Batsmen from both India and England struggled on the spinning surface of the Narendra Modi Stadium in Ahmedabad, the venue which hosted the third Test of the series. The Day/Night Test would see England post totals of 112 and 81, while India were all out for 145 in their first innings.
19 of the 20 England wickets to fall went to R Ashwin, Axar Patel and Washington Sundar combined. Left-arm spinner Axar Patel picked up 11 wickets in the match, while Ashwin wasn’t far behind with seven scalps, ensuring the match ended inside two days. While all the talk continues to be around the pitch, former India captain Mohammad Azharuddin has come up with an interesting idea that can help batsmen prosper even on spinning surfaces as the one in Ahmedabad.
“It was disappointing to watch the batsmen come a cropper in the Ahmedabad Test. The key to batting on such dry tracks and rank turners is shot-selection and assured footwork. It makes little sense to wear spikes when batting. Rubber soles don’t hamper ability of batsmen,” Azharuddin tweeted.
The former batsman, who played 99 Tests for India between 1984 and 2000, reckons batting with rubber shoes does not have serious implications as many might think. He gave examples of some of the finest batsmen around the world who have played important and memorable knocks without batting with spikes on their shoes.
“I have seen some amazing Test knocks being played on tough surfaces by batsmen who wore shoes with rubber soles.
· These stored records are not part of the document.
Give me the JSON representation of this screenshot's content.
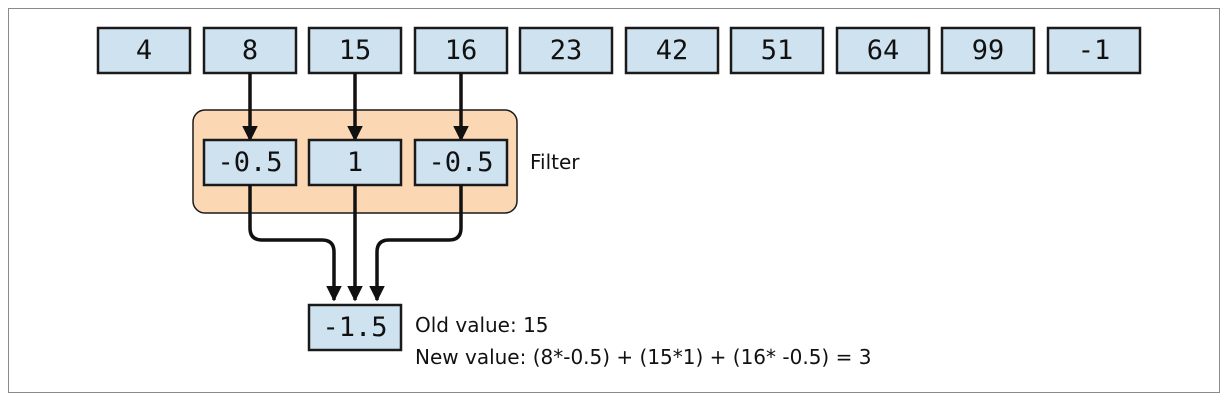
{
  "input_values": [
    "4",
    "8",
    "15",
    "16",
    "23",
    "42",
    "51",
    "64",
    "99",
    "-1"
  ],
  "filter_values": [
    "-0.5",
    "1",
    "-0.5"
  ],
  "filter_label": "Filter",
  "output_value": "-1.5",
  "old_value_text": "Old value: 15",
  "new_value_text": "New value: (8*-0.5) + (15*1) + (16* -0.5) = 3"
}
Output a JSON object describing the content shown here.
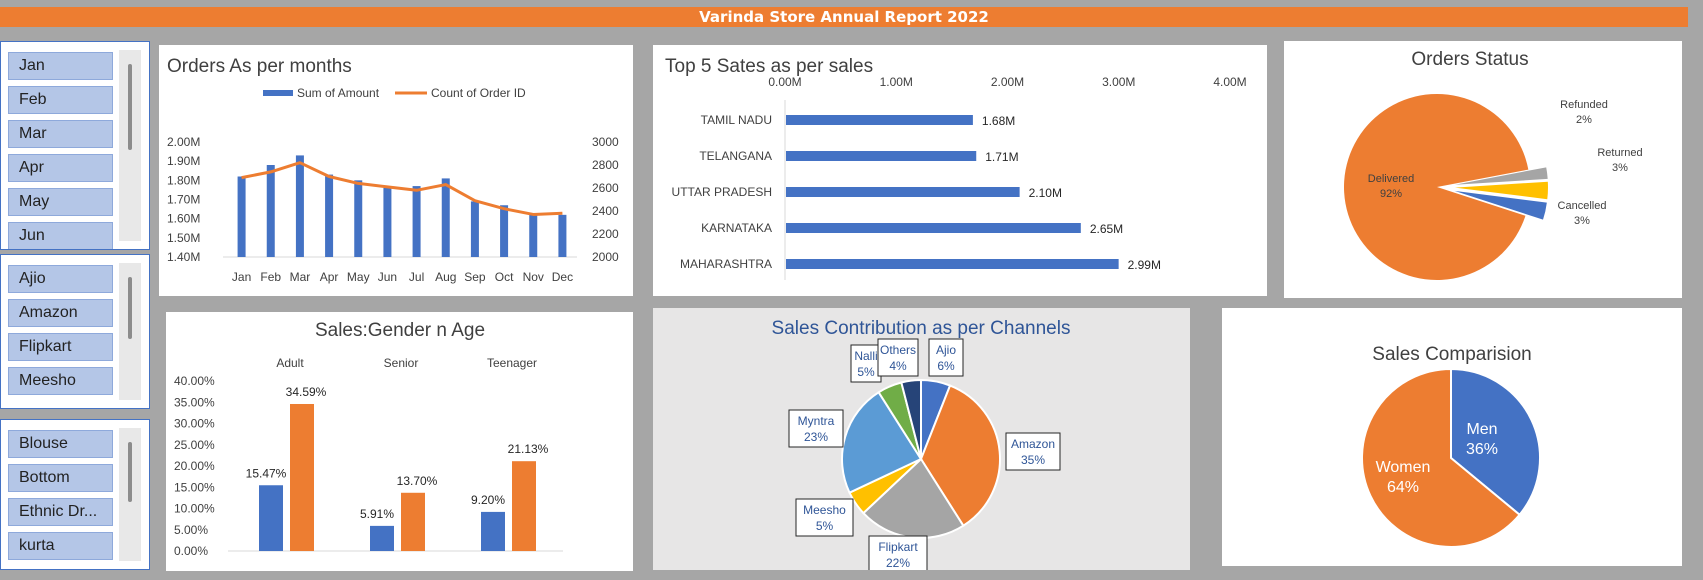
{
  "title": "Varinda Store Annual Report 2022",
  "colors": {
    "blue": "#4472c4",
    "orange": "#ed7d31",
    "gray": "#a5a5a5",
    "yellow": "#ffc000",
    "lightblue": "#5b9bd5",
    "green": "#70ad47",
    "navy": "#264478"
  },
  "slicers": {
    "months": [
      "Jan",
      "Feb",
      "Mar",
      "Apr",
      "May",
      "Jun"
    ],
    "channels": [
      "Ajio",
      "Amazon",
      "Flipkart",
      "Meesho"
    ],
    "categories": [
      "Blouse",
      "Bottom",
      "Ethnic Dr...",
      "kurta"
    ]
  },
  "charts": {
    "orders_months": {
      "title": "Orders As per months",
      "chart_data": {
        "type": "bar",
        "categories": [
          "Jan",
          "Feb",
          "Mar",
          "Apr",
          "May",
          "Jun",
          "Jul",
          "Aug",
          "Sep",
          "Oct",
          "Nov",
          "Dec"
        ],
        "series": [
          {
            "name": "Sum of Amount",
            "type": "bar",
            "axis": "left",
            "values": [
              1.82,
              1.88,
              1.93,
              1.83,
              1.8,
              1.76,
              1.77,
              1.81,
              1.69,
              1.67,
              1.62,
              1.62
            ]
          },
          {
            "name": "Count of Order ID",
            "type": "line",
            "axis": "right",
            "values": [
              2690,
              2740,
              2820,
              2700,
              2640,
              2610,
              2580,
              2630,
              2490,
              2420,
              2370,
              2380
            ]
          }
        ],
        "y_left_ticks": [
          "1.40M",
          "1.50M",
          "1.60M",
          "1.70M",
          "1.80M",
          "1.90M",
          "2.00M"
        ],
        "y_right_ticks": [
          "2000",
          "2200",
          "2400",
          "2600",
          "2800",
          "3000"
        ],
        "ylim_left": [
          1.4,
          2.0
        ],
        "ylim_right": [
          2000,
          3000
        ],
        "legend": "top"
      }
    },
    "top_states": {
      "title": "Top 5 Sates as per sales",
      "chart_data": {
        "type": "bar",
        "orientation": "horizontal",
        "categories": [
          "TAMIL NADU",
          "TELANGANA",
          "UTTAR PRADESH",
          "KARNATAKA",
          "MAHARASHTRA"
        ],
        "values": [
          1.68,
          1.71,
          2.1,
          2.65,
          2.99
        ],
        "data_labels": [
          "1.68M",
          "1.71M",
          "2.10M",
          "2.65M",
          "2.99M"
        ],
        "x_ticks": [
          "0.00M",
          "1.00M",
          "2.00M",
          "3.00M",
          "4.00M"
        ],
        "xlim": [
          0,
          4
        ]
      }
    },
    "orders_status": {
      "title": "Orders Status",
      "chart_data": {
        "type": "pie",
        "slices": [
          {
            "name": "Delivered",
            "value": 92,
            "label": "92%",
            "color": "#ed7d31"
          },
          {
            "name": "Refunded",
            "value": 2,
            "label": "2%",
            "color": "#a5a5a5"
          },
          {
            "name": "Returned",
            "value": 3,
            "label": "3%",
            "color": "#ffc000"
          },
          {
            "name": "Cancelled",
            "value": 3,
            "label": "3%",
            "color": "#4472c4"
          }
        ]
      }
    },
    "gender_age": {
      "title": "Sales:Gender n Age",
      "chart_data": {
        "type": "bar",
        "categories": [
          "Adult",
          "Senior",
          "Teenager"
        ],
        "series": [
          {
            "values": [
              15.47,
              5.91,
              9.2
            ],
            "labels": [
              "15.47%",
              "5.91%",
              "9.20%"
            ],
            "color": "#4472c4"
          },
          {
            "values": [
              34.59,
              13.7,
              21.13
            ],
            "labels": [
              "34.59%",
              "13.70%",
              "21.13%"
            ],
            "color": "#ed7d31"
          }
        ],
        "y_ticks": [
          "0.00%",
          "5.00%",
          "10.00%",
          "15.00%",
          "20.00%",
          "25.00%",
          "30.00%",
          "35.00%",
          "40.00%"
        ],
        "ylim": [
          0,
          40
        ]
      }
    },
    "channels": {
      "title": "Sales Contribution as per Channels",
      "chart_data": {
        "type": "pie",
        "slices": [
          {
            "name": "Ajio",
            "value": 6,
            "label": "6%",
            "color": "#4472c4"
          },
          {
            "name": "Amazon",
            "value": 35,
            "label": "35%",
            "color": "#ed7d31"
          },
          {
            "name": "Flipkart",
            "value": 22,
            "label": "22%",
            "color": "#a5a5a5"
          },
          {
            "name": "Meesho",
            "value": 5,
            "label": "5%",
            "color": "#ffc000"
          },
          {
            "name": "Myntra",
            "value": 23,
            "label": "23%",
            "color": "#5b9bd5"
          },
          {
            "name": "Nalli",
            "value": 5,
            "label": "5%",
            "color": "#70ad47"
          },
          {
            "name": "Others",
            "value": 4,
            "label": "4%",
            "color": "#264478"
          }
        ]
      }
    },
    "gender": {
      "title": "Sales Comparision",
      "chart_data": {
        "type": "pie",
        "slices": [
          {
            "name": "Men",
            "value": 36,
            "label": "36%",
            "color": "#4472c4"
          },
          {
            "name": "Women",
            "value": 64,
            "label": "64%",
            "color": "#ed7d31"
          }
        ]
      }
    }
  }
}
The argument that batsmen can slip when running between wickets is countered by the fact that in Wimbledon, all tennis players wear shoes with rubber soles,” Azharuddin added.
“And the ones that come to mind are not just Indians like Sunil Gavaskar Mohinder Amarnath and Dilip Vengsarkar but also many a visiting batsman like Sir Vivian Richards, Mike Gatting, Allan Border, Clive Lloyd and several others.”